Neelie Kroes uważa, że należy - w miarę możliwości - limitować interwencje regulacyjne oraz dostrzegać wzajemny wpływ działań regulacyjnych na różnych rynkach. Np. wpływ obniżania cen hurtowych w sieci miedzianej na możliwość inwestycji w sieci NGA, czy nowoczesne sieci radiowe. - Widzimy, że inwestycje w sieci optyczne idą całkiem dobrze w krajach, gdzie ceny sieci miedzianej są na poziomie lub powyżej średnich cen europejskich - pisze w swoim stanowisku Neelie Kroes.
Jednocześnie, jej zdaniem, ceny produktów hurtowych w sieciach NGA powinny uwzględniać ryzyko inwestycyjne i umożliwić odzyskanie poniesionych kosztów. Tam, gdzie wdrożone zostały właściwe mechanizmy regulacyjne stawki na dostęp do sieci NGA nie muszą być oparte na bazie kosztowej. Zdaniem Neelie Kroes nie jest konieczne, a osłabia chęć do inwestycji w NGA.
Stanowisko unijnej komisarz stoi w sprzeczności z opinią środowiska operatorów alternatywnych. Dlatego ECTA, europejska organizacja tych telekomów, wystąpił od razu z ostrą krytyką. W jej tytule pada sformułowanie, że "wiceprzewdnicząca Komisji odwraca się plecami do konkurencji na rynku telekomunikacyjnym".
ECTA z zadowoleniem przyjmuje tylko silny nacisk, jaki kładzie Neliee Kroes na zapewnienie zasady niedyskryminacji operatorów alternatywnych. Mają korzystać z nie gorszych warunków dostępu do sieci operatorów zasiedziałych, co ich piony sprzedaży detalicznej.

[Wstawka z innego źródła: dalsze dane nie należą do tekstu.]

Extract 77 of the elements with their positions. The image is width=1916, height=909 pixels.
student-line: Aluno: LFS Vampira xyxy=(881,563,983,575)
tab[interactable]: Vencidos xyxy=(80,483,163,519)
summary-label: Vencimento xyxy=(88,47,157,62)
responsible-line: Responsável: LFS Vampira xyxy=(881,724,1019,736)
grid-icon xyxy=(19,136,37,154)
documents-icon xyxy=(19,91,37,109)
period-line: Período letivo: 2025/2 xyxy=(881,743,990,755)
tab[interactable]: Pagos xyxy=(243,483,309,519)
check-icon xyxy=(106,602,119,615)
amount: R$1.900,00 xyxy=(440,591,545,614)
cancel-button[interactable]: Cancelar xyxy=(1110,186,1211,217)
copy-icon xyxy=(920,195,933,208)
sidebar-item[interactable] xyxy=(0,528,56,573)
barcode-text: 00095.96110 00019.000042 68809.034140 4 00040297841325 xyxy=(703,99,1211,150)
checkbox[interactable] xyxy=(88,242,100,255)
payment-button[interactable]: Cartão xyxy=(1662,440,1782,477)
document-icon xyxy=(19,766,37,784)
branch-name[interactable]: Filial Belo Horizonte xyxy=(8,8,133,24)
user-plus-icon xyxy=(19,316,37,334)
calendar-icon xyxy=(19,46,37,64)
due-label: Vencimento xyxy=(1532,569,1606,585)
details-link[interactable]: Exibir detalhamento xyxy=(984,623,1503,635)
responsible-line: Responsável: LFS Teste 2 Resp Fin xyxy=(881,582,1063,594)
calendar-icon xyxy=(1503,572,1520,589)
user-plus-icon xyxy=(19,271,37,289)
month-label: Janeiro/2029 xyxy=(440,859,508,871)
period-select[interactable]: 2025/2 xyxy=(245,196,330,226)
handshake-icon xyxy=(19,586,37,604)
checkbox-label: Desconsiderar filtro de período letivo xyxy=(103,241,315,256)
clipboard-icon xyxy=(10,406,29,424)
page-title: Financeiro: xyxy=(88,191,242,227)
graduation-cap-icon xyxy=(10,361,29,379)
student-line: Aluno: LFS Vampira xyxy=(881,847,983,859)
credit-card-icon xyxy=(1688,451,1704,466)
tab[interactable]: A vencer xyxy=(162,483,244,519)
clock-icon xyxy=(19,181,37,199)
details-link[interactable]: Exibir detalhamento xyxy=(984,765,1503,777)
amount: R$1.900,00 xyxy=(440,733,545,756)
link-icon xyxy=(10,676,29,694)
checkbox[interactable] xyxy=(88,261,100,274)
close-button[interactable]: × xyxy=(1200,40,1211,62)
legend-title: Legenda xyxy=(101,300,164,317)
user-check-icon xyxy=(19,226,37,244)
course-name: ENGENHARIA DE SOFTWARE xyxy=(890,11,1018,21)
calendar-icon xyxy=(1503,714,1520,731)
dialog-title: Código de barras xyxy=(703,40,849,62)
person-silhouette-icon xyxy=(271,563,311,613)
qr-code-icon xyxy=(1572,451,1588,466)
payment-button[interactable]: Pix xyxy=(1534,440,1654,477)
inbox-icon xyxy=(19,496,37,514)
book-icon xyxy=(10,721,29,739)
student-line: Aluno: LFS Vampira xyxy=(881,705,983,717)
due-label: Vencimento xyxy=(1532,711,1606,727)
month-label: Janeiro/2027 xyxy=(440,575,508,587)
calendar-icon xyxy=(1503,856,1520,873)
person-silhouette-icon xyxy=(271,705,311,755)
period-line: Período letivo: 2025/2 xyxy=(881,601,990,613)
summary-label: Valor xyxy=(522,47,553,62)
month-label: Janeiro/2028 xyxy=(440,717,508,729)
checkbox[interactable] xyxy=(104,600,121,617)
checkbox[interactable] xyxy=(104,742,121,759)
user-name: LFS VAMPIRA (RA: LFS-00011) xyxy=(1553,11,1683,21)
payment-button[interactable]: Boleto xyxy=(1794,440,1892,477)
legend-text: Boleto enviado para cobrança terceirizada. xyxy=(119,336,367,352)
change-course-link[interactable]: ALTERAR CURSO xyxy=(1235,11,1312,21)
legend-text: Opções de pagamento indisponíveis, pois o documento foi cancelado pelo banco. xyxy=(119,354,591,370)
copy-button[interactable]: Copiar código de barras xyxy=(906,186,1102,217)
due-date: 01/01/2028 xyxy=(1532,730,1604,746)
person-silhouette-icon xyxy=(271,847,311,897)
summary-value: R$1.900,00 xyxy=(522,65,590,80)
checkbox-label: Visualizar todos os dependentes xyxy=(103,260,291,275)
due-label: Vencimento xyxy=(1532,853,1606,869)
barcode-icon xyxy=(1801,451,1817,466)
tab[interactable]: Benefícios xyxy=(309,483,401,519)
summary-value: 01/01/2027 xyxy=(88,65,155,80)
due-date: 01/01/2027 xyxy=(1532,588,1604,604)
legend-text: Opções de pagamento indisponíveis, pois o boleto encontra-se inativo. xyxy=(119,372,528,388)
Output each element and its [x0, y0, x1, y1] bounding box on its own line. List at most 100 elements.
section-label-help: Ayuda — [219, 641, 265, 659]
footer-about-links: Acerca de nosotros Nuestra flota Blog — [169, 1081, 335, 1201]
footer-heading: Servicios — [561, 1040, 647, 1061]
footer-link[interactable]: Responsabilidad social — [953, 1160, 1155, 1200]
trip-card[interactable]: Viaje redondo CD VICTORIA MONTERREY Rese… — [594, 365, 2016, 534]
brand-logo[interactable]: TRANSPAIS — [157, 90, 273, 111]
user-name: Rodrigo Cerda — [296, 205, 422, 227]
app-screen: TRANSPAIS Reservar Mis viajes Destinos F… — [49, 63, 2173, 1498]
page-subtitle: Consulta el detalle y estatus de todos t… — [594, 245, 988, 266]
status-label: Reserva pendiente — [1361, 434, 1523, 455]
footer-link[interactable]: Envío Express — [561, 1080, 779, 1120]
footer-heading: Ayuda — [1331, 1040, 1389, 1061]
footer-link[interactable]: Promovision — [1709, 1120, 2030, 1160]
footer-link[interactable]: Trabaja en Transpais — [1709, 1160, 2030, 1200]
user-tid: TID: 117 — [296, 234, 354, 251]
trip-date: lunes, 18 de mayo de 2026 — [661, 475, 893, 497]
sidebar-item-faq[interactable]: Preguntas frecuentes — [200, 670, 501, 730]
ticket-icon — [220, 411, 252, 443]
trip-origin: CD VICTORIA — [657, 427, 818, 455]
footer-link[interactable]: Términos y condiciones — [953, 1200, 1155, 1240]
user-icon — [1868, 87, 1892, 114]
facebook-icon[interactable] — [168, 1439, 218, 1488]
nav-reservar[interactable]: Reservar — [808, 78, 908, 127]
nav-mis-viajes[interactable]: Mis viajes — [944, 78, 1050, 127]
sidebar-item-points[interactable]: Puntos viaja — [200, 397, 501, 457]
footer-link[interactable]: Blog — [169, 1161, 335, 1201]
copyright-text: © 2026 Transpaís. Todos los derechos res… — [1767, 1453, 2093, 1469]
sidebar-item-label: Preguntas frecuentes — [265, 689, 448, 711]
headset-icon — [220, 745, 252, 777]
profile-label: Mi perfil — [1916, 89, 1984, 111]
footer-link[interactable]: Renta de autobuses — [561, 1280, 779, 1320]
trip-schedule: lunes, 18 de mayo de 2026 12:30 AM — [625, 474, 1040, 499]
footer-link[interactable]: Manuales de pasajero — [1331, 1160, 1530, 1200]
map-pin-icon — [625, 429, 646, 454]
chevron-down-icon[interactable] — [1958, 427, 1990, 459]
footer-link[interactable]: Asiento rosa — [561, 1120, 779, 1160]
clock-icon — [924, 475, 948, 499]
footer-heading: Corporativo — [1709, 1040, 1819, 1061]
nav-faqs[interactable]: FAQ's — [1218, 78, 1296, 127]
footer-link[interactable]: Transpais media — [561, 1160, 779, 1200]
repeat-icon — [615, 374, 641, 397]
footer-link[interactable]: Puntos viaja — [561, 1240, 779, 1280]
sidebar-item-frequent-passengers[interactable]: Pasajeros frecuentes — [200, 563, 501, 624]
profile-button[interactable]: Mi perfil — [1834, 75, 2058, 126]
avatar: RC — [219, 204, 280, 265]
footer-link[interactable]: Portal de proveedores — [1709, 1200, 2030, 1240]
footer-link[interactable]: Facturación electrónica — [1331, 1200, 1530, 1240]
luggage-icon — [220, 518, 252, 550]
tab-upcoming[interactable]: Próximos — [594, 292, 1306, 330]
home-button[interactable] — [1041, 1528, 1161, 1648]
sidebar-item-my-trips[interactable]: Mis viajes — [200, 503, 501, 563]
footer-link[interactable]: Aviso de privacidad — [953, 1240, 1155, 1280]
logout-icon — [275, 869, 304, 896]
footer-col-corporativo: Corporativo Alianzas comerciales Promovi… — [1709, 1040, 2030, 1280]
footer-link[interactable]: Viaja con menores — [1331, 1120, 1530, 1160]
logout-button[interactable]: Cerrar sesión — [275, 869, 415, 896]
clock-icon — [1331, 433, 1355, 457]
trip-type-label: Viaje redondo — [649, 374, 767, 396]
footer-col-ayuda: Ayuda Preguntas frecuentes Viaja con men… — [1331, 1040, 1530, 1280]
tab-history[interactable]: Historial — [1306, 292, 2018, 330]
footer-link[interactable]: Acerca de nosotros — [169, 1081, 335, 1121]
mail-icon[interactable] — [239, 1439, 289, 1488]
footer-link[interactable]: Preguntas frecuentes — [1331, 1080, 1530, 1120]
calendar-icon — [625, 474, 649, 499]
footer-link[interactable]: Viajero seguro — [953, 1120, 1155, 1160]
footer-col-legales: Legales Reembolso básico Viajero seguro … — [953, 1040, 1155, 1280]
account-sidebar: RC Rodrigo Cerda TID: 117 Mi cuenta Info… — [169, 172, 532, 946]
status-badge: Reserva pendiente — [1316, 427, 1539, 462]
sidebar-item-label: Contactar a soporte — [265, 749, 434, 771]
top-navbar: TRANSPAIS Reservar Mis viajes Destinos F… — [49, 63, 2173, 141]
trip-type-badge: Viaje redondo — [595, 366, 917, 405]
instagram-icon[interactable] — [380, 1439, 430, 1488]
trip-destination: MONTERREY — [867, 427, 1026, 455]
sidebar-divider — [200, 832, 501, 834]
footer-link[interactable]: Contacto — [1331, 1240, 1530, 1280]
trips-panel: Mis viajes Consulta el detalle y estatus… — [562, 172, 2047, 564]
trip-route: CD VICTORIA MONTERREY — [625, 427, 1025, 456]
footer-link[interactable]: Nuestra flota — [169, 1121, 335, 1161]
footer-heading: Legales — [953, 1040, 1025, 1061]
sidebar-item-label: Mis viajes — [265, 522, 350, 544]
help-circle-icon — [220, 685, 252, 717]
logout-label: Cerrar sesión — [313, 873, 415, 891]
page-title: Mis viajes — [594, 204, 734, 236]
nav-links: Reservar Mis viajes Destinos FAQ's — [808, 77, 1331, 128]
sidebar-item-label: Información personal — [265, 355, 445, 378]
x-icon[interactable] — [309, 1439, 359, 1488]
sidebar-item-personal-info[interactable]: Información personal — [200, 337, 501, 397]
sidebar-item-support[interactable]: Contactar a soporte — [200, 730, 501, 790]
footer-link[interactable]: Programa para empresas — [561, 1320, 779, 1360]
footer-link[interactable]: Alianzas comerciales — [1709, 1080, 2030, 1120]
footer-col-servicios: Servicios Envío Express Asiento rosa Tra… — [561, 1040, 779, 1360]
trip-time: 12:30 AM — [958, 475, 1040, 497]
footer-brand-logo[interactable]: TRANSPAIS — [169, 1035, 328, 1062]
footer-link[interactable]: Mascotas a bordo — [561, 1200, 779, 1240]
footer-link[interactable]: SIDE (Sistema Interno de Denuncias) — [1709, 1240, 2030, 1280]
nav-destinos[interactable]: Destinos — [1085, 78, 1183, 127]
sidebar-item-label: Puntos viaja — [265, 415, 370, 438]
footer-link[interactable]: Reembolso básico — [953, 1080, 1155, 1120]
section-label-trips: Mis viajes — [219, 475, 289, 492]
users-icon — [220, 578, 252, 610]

Atrakcyjność produktów hurtowych ma zapewnić stosowanie testu marży, który zapewni, że operatorzy alternatywni będą mogli opracowac konkurencyjne oferty detaliczne na bazie produktów hurtowych.
Jednak zdaniem ECTA umożliwienie operatorom zasiedziałym ustalenia relatywnie wysokich hurtowych kosztów infrastruktury, dające im wysokie przepływy pieniężne na inwestycje w NGA, jednocześnie odbierze je operatorom alternatywnym (bo będa więcej płacili), uniemożliwiając ich własne inwestycje.
Stanowisko Neelie Kroes znalazło natomiast pełne poparcie ETNO, organizacji zrzeszającej operatorów zasiedziałych, zdaniem których wieloletnie polityka regulacyjna nastawiona na konkurencję usługową skutecznie osłabiła zapał operatorów do inwestycji, oraz że ich alternatywni konkurenci, co do zasady, opierają swój model działania nie na własnych, ale na cudzych inwestycjach.